Hermes Desktop represents the usability layer around the same trend. Its importance in this dataset is not raw novelty but the fact that open-source agent builders are now spending effort on interfaces, schedules, logs, and recovery rather than only more autonomy.

6. New and Notable¶

AlphaProof Nexus made “checked agent output” tangible¶

@pushmeet reported (696 likes, 45 replies, 40,683 views, 181 bookmarks) that AlphaProof Nexus solved 9 open Erdős problems and 44 OEIS problems, and the public results repo matters because it publishes the Lean proofs themselves. That is notable because it shifts the credibility test from “do you believe the demo?” to “can you inspect the formal artifact?”
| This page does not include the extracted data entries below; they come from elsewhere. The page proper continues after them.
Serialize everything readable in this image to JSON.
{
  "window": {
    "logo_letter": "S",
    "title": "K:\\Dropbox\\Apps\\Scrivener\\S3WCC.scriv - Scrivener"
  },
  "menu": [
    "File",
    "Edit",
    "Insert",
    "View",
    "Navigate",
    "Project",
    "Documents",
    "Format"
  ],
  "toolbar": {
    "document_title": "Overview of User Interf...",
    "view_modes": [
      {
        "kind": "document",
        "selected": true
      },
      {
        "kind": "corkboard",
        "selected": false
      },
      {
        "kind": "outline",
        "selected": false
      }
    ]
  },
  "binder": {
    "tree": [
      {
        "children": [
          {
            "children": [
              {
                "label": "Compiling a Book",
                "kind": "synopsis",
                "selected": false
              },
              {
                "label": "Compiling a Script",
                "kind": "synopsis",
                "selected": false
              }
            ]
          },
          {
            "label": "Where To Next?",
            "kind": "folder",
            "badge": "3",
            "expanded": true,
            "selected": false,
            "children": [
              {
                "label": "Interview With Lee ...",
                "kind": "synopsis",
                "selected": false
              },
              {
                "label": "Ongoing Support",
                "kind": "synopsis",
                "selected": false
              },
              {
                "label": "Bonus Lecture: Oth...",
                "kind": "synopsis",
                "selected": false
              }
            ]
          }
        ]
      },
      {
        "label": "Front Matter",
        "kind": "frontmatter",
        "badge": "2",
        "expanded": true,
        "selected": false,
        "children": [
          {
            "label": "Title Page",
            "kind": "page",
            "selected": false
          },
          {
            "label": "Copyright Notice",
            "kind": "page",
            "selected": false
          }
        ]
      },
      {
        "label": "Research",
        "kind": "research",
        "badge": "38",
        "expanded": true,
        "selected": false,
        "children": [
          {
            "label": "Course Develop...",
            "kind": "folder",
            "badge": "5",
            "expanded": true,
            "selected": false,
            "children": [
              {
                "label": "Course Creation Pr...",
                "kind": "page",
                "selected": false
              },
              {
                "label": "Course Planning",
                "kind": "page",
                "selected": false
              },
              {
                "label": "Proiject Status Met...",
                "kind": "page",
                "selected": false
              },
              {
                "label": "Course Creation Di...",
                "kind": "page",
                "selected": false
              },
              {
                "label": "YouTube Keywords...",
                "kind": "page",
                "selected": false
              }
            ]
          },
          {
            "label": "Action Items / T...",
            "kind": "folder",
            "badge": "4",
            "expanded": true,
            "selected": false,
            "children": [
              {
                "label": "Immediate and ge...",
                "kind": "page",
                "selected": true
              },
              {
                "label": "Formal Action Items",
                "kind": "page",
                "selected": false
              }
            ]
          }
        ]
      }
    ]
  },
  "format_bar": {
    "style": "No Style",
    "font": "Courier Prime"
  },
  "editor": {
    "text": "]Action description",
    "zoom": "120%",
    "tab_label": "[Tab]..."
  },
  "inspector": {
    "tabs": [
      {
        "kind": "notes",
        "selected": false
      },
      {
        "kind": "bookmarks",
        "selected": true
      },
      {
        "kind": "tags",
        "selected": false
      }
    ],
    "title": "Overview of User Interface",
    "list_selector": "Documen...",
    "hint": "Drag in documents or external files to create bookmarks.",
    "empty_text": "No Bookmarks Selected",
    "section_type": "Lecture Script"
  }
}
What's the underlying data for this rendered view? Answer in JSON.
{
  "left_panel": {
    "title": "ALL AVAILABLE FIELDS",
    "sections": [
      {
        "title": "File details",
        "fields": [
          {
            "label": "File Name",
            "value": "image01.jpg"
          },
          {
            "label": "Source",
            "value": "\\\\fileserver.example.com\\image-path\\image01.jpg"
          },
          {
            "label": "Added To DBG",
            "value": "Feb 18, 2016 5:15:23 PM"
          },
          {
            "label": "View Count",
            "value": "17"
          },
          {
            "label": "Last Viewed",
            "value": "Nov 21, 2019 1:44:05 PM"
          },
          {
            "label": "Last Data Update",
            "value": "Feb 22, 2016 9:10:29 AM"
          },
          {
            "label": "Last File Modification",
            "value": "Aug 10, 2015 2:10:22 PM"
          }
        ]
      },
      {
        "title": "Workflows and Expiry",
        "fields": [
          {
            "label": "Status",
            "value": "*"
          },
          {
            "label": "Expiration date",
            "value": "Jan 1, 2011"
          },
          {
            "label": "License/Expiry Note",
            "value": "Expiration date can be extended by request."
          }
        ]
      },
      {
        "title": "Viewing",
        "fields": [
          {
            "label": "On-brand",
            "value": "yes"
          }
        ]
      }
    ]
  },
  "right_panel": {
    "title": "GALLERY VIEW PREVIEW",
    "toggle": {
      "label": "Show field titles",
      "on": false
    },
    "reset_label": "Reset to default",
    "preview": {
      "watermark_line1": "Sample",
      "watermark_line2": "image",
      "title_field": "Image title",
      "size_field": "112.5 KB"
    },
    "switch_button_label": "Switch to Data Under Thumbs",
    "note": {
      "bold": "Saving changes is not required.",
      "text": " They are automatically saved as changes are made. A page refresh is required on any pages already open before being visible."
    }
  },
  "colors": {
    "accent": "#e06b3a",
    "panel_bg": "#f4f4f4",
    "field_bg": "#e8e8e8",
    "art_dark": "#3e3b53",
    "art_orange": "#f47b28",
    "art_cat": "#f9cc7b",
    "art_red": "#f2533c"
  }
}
Harness engineering resources are getting packaged for self-study¶

@tom_doerr shared (55 likes, 4 replies, 3,110 views, 69 bookmarks) a 200+ item resource list, and @sjsandeep_jain shared (97 likes, 10 replies, 1,406 views, 45 bookmarks) a widely-circulated visual explanation of prompt, context, and harness layers. Together they show that harness engineering is no longer a niche internal concept; it is being turned into public curriculum.

7. Where the Opportunities Are¶

[+++] Versioned agent memory with selective loading — Multiple sections converge here. @EXM7777 pushed (289 likes, 15 replies, 16,368 views, 437 bookmarks) for Obsidian-backed cold storage, Acontext packages skills as Markdown, and SkillX turns trajectories into reusable KBs. The need is strong because builders want the same thing from different directions: less context bloat without losing reusable knowledge.

[++] Verification-first agent tooling — AlphaProof Nexus, @getjonwithit (83 likes, 4 replies, 7,220 views, 49 bookmarks), and Pentest Agent Suite all point toward agent systems whose output has to be checked by a proof assistant, code rules, or security workflow. The signal is moderate rather than universal, but it is one of the clearest quality thresholds in the day’s data.

[++] Agent control rooms and recovery surfaces — @hasantoxr made the case (31 likes, 6 replies, 1,757 views, 37 bookmarks) for a desktop wrapper around Hermes because hidden state and terminal-only setup still block adoption. The opportunity is moderate because every open-source agent now needs some combination of install, logs, memory inspection, and scheduling UX.

[+] Harness engineering education — @tom_doerr published (55 likes, 4 replies, 3,110 views, 69 bookmarks) a large resource map and @sjsandeep_jain made the conceptual split (97 likes, 10 replies, 1,406 views, 45 bookmarks) legible. The signal is emerging rather than dominant, but the language is clearly hardening into a teachable discipline.

8. Takeaways¶

The winning memory pattern is “cold archive, hot execution.” @EXM7777 showed (289 likes, 15 replies, 16,368 views, 437 bookmarks) why builders are moving tools out of live context and into searchable notes, while Acontext packages the same idea as Markdown skills.
Harness engineering is being treated like real systems work, not prompt decoration. @sjsandeep_jain diagrammed (97 likes, 10 replies, 1,406 views, 45 bookmarks) the split between prompt, context, and harness layers, and @bibryam argued (101 likes, 5 replies, 5,569 views, 134 bookmarks) that environment design and observability are the real leverage points.
Verification is becoming a first-class selling point for agent systems. @pushmeet reported (696 likes, 45 replies, 40,683 views, 181 bookmarks) formally checked math proofs, and @The_Cyber_News surfaced (56 likes, 3 replies, 2,815 views, 30 bookmarks) a security-agent framework that packages review into the stack.
Reusable skill libraries are emerging as the durable layer above raw trajectories. @DanKornas shared (34 likes, 4 replies, 1,684 views, 44 bookmarks) SkillX’s hierarchical knowledge base approach, and @tom_doerr mapped (55 likes, 4 replies, 3,110 views, 69 bookmarks) a wider harness ecosystem around the same idea.
Open-source agents are finally getting user-facing control surfaces. @hasantoxr argued (31 likes, 6 replies, 1,757 views, 37 bookmarks) that Hermes Desktop matters because setup, memory, tools, schedules, and logs are still too hidden in terminal-first tools.